Geopolitical Risk

“If the price stays where it is, you will see a slew of closures of smaller, non-producing companies and the majors pull way back on any new projects,” said Ken Hoffman, a Princeton, New Jersey-based analyst at Bloomberg Industries.

Companies relying on a single asset and those in Africa, already struggling with deteriorating geopolitical risk over the past year, will find it more difficult to convince banks to fund projects, Tyler Broda, a gold analyst at Nomura in London, said by phone from London on April 16. Tanzania, where Barrick and South Africa’s AngloGold Ashanti Ltd. operate, is concerned that continued price weakness will discourage investment and lead to mine closures, Ally Samaje, acting minerals commissioner, said April 16.

At current prices, “probably 15 percent of global gold miners from our calculations would be under water at the moment,” Broda said. He predicts gold could fall to as low as $1,000 an ounce this year. Gold for June delivery gained $1.70 cents to $1,384.40 an ounce at 5:47 p.m. in Sydney.

Mine Review

“Golden Star, like other gold producers, is assessing the effect of the fall in the gold price on our budget and production plan,” President and CEO Sam Coetzer said in an e- mail. “We are also reviewing the discretionary capital component of our capital plan for 2013.”

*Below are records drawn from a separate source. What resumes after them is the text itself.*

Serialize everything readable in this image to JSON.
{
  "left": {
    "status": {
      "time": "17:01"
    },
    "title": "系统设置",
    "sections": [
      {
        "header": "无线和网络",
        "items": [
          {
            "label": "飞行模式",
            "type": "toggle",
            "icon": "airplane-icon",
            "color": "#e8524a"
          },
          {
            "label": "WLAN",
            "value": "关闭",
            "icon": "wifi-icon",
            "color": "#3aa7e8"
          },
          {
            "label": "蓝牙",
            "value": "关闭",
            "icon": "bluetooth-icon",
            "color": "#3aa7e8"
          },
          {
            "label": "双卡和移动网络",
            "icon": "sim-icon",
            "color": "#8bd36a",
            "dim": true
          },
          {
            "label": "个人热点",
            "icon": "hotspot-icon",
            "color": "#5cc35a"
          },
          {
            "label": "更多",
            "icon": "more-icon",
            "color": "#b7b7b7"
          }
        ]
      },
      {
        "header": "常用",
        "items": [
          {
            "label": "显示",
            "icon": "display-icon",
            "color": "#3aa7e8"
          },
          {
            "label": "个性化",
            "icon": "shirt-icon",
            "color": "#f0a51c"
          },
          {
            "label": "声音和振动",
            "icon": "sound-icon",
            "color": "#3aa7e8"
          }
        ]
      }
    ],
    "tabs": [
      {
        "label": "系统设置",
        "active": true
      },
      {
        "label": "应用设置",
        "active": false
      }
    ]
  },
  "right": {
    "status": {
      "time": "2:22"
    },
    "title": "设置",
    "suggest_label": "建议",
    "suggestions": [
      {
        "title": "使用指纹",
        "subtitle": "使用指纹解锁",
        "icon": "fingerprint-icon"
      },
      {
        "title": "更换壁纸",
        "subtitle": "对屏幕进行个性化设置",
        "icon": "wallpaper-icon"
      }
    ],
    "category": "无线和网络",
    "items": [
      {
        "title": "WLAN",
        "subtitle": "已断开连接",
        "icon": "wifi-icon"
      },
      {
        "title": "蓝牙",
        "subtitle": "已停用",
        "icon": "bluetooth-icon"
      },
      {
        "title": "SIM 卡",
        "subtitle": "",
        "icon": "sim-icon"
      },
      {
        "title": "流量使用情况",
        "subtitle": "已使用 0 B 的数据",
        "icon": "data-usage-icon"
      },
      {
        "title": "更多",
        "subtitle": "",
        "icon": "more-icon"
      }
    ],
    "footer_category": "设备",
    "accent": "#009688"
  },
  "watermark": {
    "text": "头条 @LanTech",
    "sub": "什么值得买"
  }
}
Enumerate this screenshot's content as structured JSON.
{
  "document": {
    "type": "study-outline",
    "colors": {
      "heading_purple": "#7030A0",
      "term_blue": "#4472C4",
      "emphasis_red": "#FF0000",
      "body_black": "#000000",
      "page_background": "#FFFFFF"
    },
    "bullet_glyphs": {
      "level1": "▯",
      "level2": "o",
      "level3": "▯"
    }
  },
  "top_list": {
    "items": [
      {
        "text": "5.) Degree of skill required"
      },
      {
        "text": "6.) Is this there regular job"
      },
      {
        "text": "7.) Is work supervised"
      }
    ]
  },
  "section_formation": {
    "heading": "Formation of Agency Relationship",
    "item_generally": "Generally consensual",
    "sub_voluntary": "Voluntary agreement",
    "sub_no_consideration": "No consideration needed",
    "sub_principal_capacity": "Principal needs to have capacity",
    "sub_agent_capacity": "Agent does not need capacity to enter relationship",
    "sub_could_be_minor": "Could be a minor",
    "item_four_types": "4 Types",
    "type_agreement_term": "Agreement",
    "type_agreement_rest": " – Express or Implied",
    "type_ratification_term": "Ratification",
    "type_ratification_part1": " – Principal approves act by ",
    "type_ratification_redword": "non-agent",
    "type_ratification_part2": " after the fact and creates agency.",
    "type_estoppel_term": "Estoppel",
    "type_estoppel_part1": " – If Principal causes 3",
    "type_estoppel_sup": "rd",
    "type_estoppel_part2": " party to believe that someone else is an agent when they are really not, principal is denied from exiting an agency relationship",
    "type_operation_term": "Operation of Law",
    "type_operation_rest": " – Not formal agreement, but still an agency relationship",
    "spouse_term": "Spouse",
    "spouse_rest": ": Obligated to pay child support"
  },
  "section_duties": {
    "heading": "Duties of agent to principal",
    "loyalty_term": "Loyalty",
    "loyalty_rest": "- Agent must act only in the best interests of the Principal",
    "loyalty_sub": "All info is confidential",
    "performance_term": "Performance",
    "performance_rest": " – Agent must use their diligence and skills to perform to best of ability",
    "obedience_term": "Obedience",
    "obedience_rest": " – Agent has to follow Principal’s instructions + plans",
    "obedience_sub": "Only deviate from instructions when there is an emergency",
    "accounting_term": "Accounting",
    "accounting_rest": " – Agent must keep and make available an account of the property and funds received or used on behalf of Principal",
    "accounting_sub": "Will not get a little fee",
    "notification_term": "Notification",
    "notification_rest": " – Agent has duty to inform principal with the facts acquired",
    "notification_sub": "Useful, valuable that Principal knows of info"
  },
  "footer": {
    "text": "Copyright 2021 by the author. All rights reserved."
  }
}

Semafo, which mines in West Africa, may close its Samira Hill mine in Niger, Macquarie analysts said in an April 16 note. Sofia St. Laurent, a spokeswoman for Semafo, didn’t immediately respond to phone calls and an e-mail seeking comment. Omar Jabara, a spokesman for Newmont, said the Greenwood Village, Colorado-based company will continue to rein in costs. Andy Lloyd, a spokesman for Barrick, declined to comment on whether the company’s African Barrick Gold Plc unit could shut mines in Tanzania.

Spending Cuts

Some other miners are already contemplating cost reductions. Petropavlovsk Plc, a London-based miner of gold in Russia, may suspend inessential investment plans and cut exploration spending should prices stay weak, Chairman Peter Hambro said April 16 in an interview.

AngloGold Ashanti Ltd. is reviewing each of its 20 operations “to extract operating efficiencies,” said Alan Fine, a spokesman for the Johannesburg-based company. South Africa’s Harmony Gold Mining Co. said its average so-called all- in cost of production in the six months ended Dec. 31 was about $1,446 an ounce.